Average MC rates generally decreased for the Air Force, Navy and Marine Corps over FY11 to FY21, but the Army’s MC rates have grown, the GAO stated, adding that further details were not able to be published due to operational sensitivities.

Solving the US military’s aircraft readiness woes is no easy feat, as there are a kaleidoscope of problems that contribute to an airplane or rotorcraft not being mission capable.

“Many of the aircraft we reviewed are facing one or more sustainment challenges related to the age of the aircraft, maintenance constraints, and supply support,” the GAO stated. “According to program officials, these challenges have an effect on mission capable rates and the costs required to sustain those aircraft.”

For example, more than 30 aircraft programs cited diminishing manufacturing sources for parts, obsolescent parts, and parts shortages as ongoing problems for aircraft readiness — with many of those aircraft pointing to issues in all three areas.

Other widespread issues included maintenance labor shortages, delays at maintenance depots, and the need for unscheduled repair work due to aircraft age or a malfunction, the GAO report stated. Those problems can compound each other if a problem found inside a plane moving through a complex overhaul then causes a delay for other aircraft that need to move through the depot, for example.

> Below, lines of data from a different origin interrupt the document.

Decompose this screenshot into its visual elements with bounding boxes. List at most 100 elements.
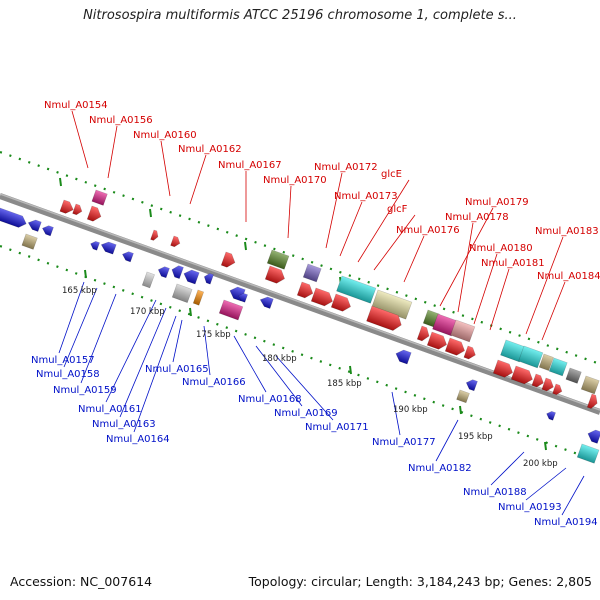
gene-feature-box — [171, 283, 193, 303]
reverse-gene-arrow — [203, 273, 214, 285]
forward-gene-arrow — [552, 383, 563, 396]
reverse-gene-arrow — [100, 241, 117, 255]
gene-feature-box — [91, 189, 108, 206]
forward-gene-label[interactable]: Nmul_A0170 — [263, 175, 327, 186]
tick-label-kbp: 175 kbp — [196, 330, 231, 340]
forward-gene-label[interactable]: glcE — [381, 169, 402, 180]
forward-gene-arrow — [541, 377, 554, 392]
gene-feature-box — [450, 319, 476, 343]
reverse-gene-arrow — [465, 379, 478, 392]
gene-feature-box — [518, 345, 544, 369]
major-tick — [84, 269, 87, 279]
reverse-label-leader — [203, 325, 211, 376]
tick-label-kbp: 185 kbp — [327, 379, 362, 389]
forward-label-leader — [541, 281, 566, 341]
reverse-label-leader — [172, 319, 183, 363]
reverse-gene-label[interactable]: Nmul_A0193 — [498, 502, 562, 513]
forward-gene-label[interactable]: Nmul_A0180 — [469, 243, 533, 254]
reverse-gene-label[interactable]: Nmul_A0194 — [534, 517, 598, 528]
forward-gene-label[interactable]: Nmul_A0172 — [314, 162, 378, 173]
forward-label-leader — [107, 125, 118, 179]
gene-feature-box — [302, 263, 322, 283]
reverse-label-leader — [105, 299, 157, 403]
forward-label-leader — [373, 214, 416, 271]
forward-gene-label[interactable]: Nmul_A0176 — [396, 225, 460, 236]
forward-gene-label[interactable]: Nmul_A0167 — [218, 160, 282, 171]
forward-gene-arrow — [296, 281, 314, 299]
gene-feature-box — [548, 357, 568, 377]
reverse-gene-label[interactable]: Nmul_A0166 — [182, 377, 246, 388]
forward-gene-label[interactable]: Nmul_A0173 — [334, 191, 398, 202]
reverse-label-leader — [119, 307, 167, 418]
tick-label-kbp: 165 kbp — [62, 286, 97, 296]
forward-gene-arrow — [444, 337, 465, 356]
reverse-label-leader — [490, 451, 525, 486]
reverse-gene-arrow — [238, 293, 248, 303]
reverse-gene-arrow — [183, 269, 200, 285]
reverse-gene-label[interactable]: Nmul_A0165 — [145, 364, 209, 375]
reverse-gene-label[interactable]: Nmul_A0163 — [92, 419, 156, 430]
forward-label-leader — [339, 201, 363, 257]
reverse-gene-arrow — [122, 251, 134, 263]
tick-label-kbp: 200 kbp — [523, 459, 558, 469]
label-leaders — [58, 110, 585, 516]
reverse-gene-label[interactable]: Nmul_A0157 — [31, 355, 95, 366]
forward-gene-label[interactable]: Nmul_A0179 — [465, 197, 529, 208]
gene-features — [0, 189, 600, 464]
forward-gene-arrow — [416, 325, 430, 342]
gene-feature-box — [141, 271, 155, 289]
forward-gene-label[interactable]: Nmul_A0160 — [133, 130, 197, 141]
major-tick — [544, 441, 547, 451]
reverse-label-leader — [525, 467, 567, 501]
forward-gene-label[interactable]: Nmul_A0184 — [537, 271, 600, 282]
gene-feature-box — [21, 233, 38, 250]
forward-gene-arrow — [264, 265, 285, 284]
reverse-gene-label[interactable]: Nmul_A0171 — [305, 422, 369, 433]
reverse-gene-arrow — [157, 266, 170, 279]
forward-gene-arrow — [531, 373, 544, 388]
reverse-gene-label[interactable]: Nmul_A0188 — [463, 487, 527, 498]
reverse-gene-label[interactable]: Nmul_A0168 — [238, 394, 302, 405]
gene-feature-box — [456, 389, 470, 404]
reverse-gene-label[interactable]: Nmul_A0182 — [408, 463, 472, 474]
forward-label-leader — [287, 185, 292, 239]
reverse-gene-label[interactable]: Nmul_A0169 — [274, 408, 338, 419]
reverse-gene-label[interactable]: Nmul_A0164 — [106, 434, 170, 445]
reverse-gene-arrow — [395, 349, 412, 365]
forward-gene-label[interactable]: Nmul_A0183 — [535, 226, 599, 237]
reverse-gene-label[interactable]: Nmul_A0158 — [36, 369, 100, 380]
major-tick — [59, 177, 62, 187]
major-tick — [149, 208, 152, 218]
forward-gene-arrow — [220, 251, 236, 268]
reverse-gene-label[interactable]: Nmul_A0159 — [53, 385, 117, 396]
gene-feature-box — [500, 339, 526, 363]
forward-gene-arrow — [310, 287, 333, 307]
forward-gene-label[interactable]: Nmul_A0154 — [44, 100, 108, 111]
forward-gene-label[interactable]: Nmul_A0181 — [481, 258, 545, 269]
forward-gene-arrow — [72, 203, 83, 216]
forward-gene-label[interactable]: Nmul_A0162 — [178, 144, 242, 155]
forward-gene-label[interactable]: glcF — [387, 204, 408, 215]
reverse-gene-label[interactable]: Nmul_A0177 — [372, 437, 436, 448]
gene-feature-box — [576, 443, 600, 464]
forward-gene-arrow — [150, 229, 159, 241]
reverse-label-leader — [233, 335, 267, 393]
forward-gene-arrow — [170, 235, 181, 248]
reverse-label-leader — [133, 315, 177, 433]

The GAO does not make new recommendations in the report and instead restates a prior suggestion that the Air Force and Navy expedite ongoing sustainment reviews. Currently, the services plan to wrap up reviews for all weapon systems by FY26, but the GAO believes that speeding up the process would allow the Air Force and Navy to more quickly “identify sustainment risks to aircraft availability” and convey those risks to Congress.